ABOUT page---NAME MEANING
Regarding my family, the information posted for my VAN HORNE ancestors, says this is a Vietnamese surname, which is entirely BOGUS. My family surname is DANISH, but in the DUTCH style. My immigrant ancestor, Matthys Cornelissen did not have a surname, he had a patronymic, his given name attached to his father's given name. When the Dutch authorities, in 1600s New Amsterdam, wanted to differentiate two men with the same patronymic, they added "van", meaning from, and the place where the man came from. In his marriage record, my immigrant ancestor was identified as Matthys Cornelissen van Jutland. When his sons came of age, they chose "van Horne", to honor the town in Hjorring, Jutland, Denmark, where their father came from. Please make this field editable so I can put in the correct information for Matthys Cornelissen, and have it copy to all of his descendants pages.
Answers
-
Your comments led me to checking-out the "About" page - for the very first time! I won't be bothering to visit it again in a hurry as it contains either items that can be found elsewhere on an individual's profile, are that of no real interest to me.
With specific reference to your point of making the Name Meaning section editable, I very much doubt FamilySearch would be able to do this. As you can see, the source shows as: "Dictionary of American Family Names © Patrick Hanks 2003, 2006." I believe FamilySearch has chosen this as the consistently used source for providing this information, so user edits would mean this no longer being the case.
Yours is not the first report of a European name being treated as a Vietnamese one. The coding that produces such a suggestion is obviously rather flawed. However, the meanings (in general) contained in these dictionaries often have to be taken with a pinch of salt, as the same surname can often have multiple "origins". The compilers of these dictonaries do tend to take themselves far too seriously, in trying to convince us they have produced some sort of definitive guide on the subject.
In short, I would advise to either ignore the About page - well at least this section of it - along with some of the other trivial items we are occasionally presented with (through FamilySearch "campaigns"), which are not strictly related to genealogy.
1 -
Looking up a name in a name dictionary is one of those things that humans can do much, much better than a computer.

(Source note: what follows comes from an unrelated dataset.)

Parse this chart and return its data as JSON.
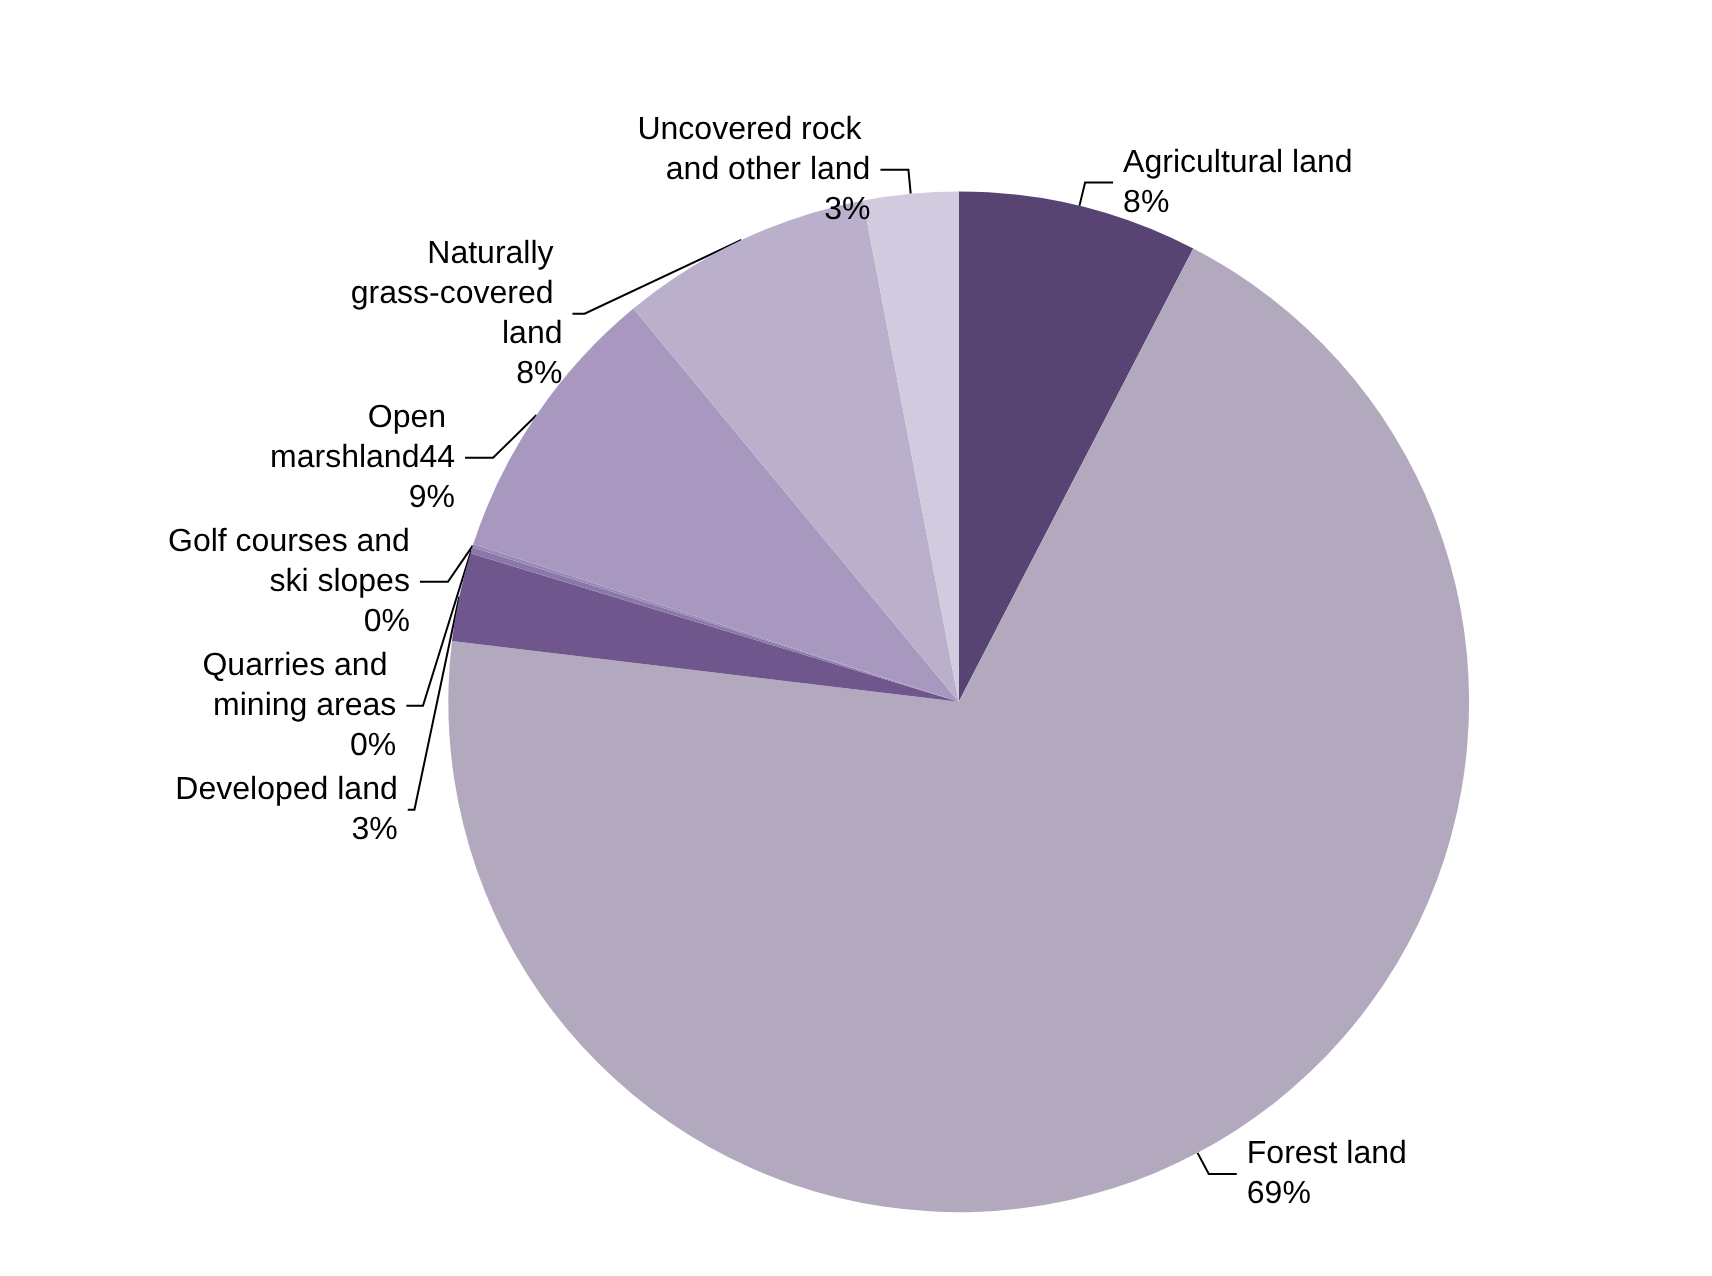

The human knows that "van Horne" is all one thing and that the surname "Van" has absolutely no relevance to it, but the computer sees just the string v-a-n in both the name and the dictionary, and declares it an easy match.
Add to this the inherent shortcomings of a generalist book like The Dictionary of American Family Names (jack of all trades, master of none), and what becomes the surprise is if that "Name Meaning" box ever gets it right.
I agree with Paul: just ignore the fluff. The best use of the entire About page is to ignore its existence.